Ultraschall (Sonographie)

Der Ultraschall ist eine schonende Untersuchungsmethode, die mittels Schallwellen Bilder aus dem Körperinneren liefert. Bei Verdacht auf Darmkrebs kann Ultraschall eingesetzt werden, um Lymphknoten oder Organe wie Milz, Leber, Gallenblase und Nieren zu betrachten und auf Veränderungen zu untersuchen.

Röntgen

Ein Röntgenbild des Brustkorbs kann dazu dienen, mögliche Metastasen in der Lunge oder in Lymphknoten auszuschließen. Ist keine Darmspiegelung möglich, können Röntgenbilder des Darms nach einem Einlauf mit einem Röntgenkontrastmittel eine alternative Untersuchungsmethode sein.

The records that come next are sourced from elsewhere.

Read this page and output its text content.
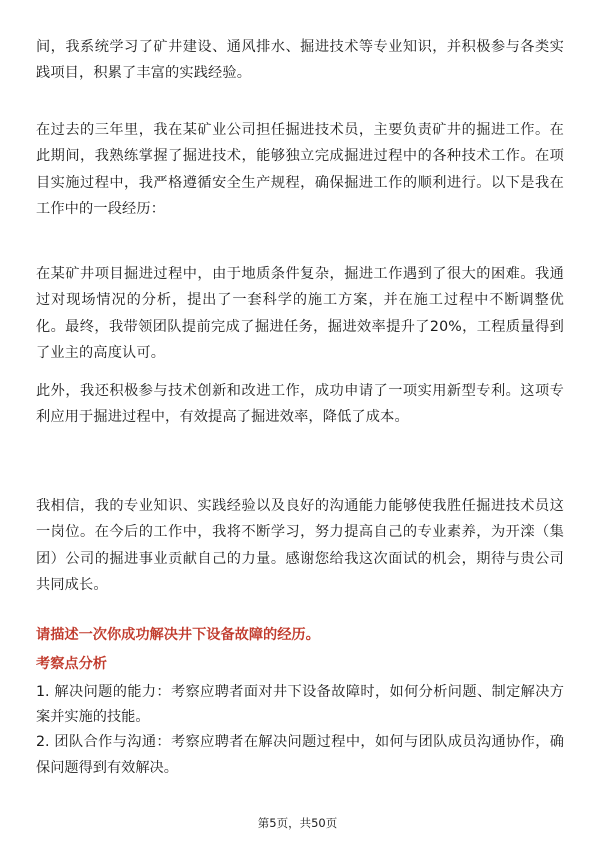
间，我系统学习了矿井建设、通风排水、掘进技术等专业知识，并积极参与各类实践项目，积累了丰富的实践经验。

在过去的三年里，我在某矿业公司担任掘进技术员，主要负责矿井的掘进工作。在此期间，我熟练掌握了掘进技术，能够独立完成掘进过程中的各种技术工作。在项目实施过程中，我严格遵循安全生产规程，确保掘进工作的顺利进行。以下是我在工作中的一段经历：

在某矿井项目掘进过程中，由于地质条件复杂，掘进工作遇到了很大的困难。我通过对现场情况的分析，提出了一套科学的施工方案，并在施工过程中不断调整优化。最终，我带领团队提前完成了掘进任务，掘进效率提升了20%，工程质量得到了业主的高度认可。

此外，我还积极参与技术创新和改进工作，成功申请了一项实用新型专利。这项专利应用于掘进过程中，有效提高了掘进效率，降低了成本。

我相信，我的专业知识、实践经验以及良好的沟通能力能够使我胜任掘进技术员这一岗位。在今后的工作中，我将不断学习，努力提高自己的专业素养，为开滦（集团）公司的掘进事业贡献自己的力量。感谢您给我这次面试的机会，期待与贵公司共同成长。

请描述一次你成功解决井下设备故障的经历。

考察点分析

1. 解决问题的能力：考察应聘者面对井下设备故障时，如何分析问题、制定解决方案并实施的技能。

2. 团队合作与沟通：考察应聘者在解决问题过程中，如何与团队成员沟通协作，确保问题得到有效解决。

第5页，共50页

Bildgebende Verfahren (CT, MRT, PET)

Eine Computertomographie (CT) oder eine Magnetresonanztomographie (MRT) liefert hochauflösende Schnittbilder des Körpers. Damit lässt sich besonders gut nachweisen, ob der Krebs sich außerhalb des Darmes ausgebreitet hat. Eine Spezialform der CT ist die PET-CT (auch PET-Scan genannt), bei der mithilfe einer leicht radioaktiven Lösung Einzelheiten noch deutlicher dargestellt werden.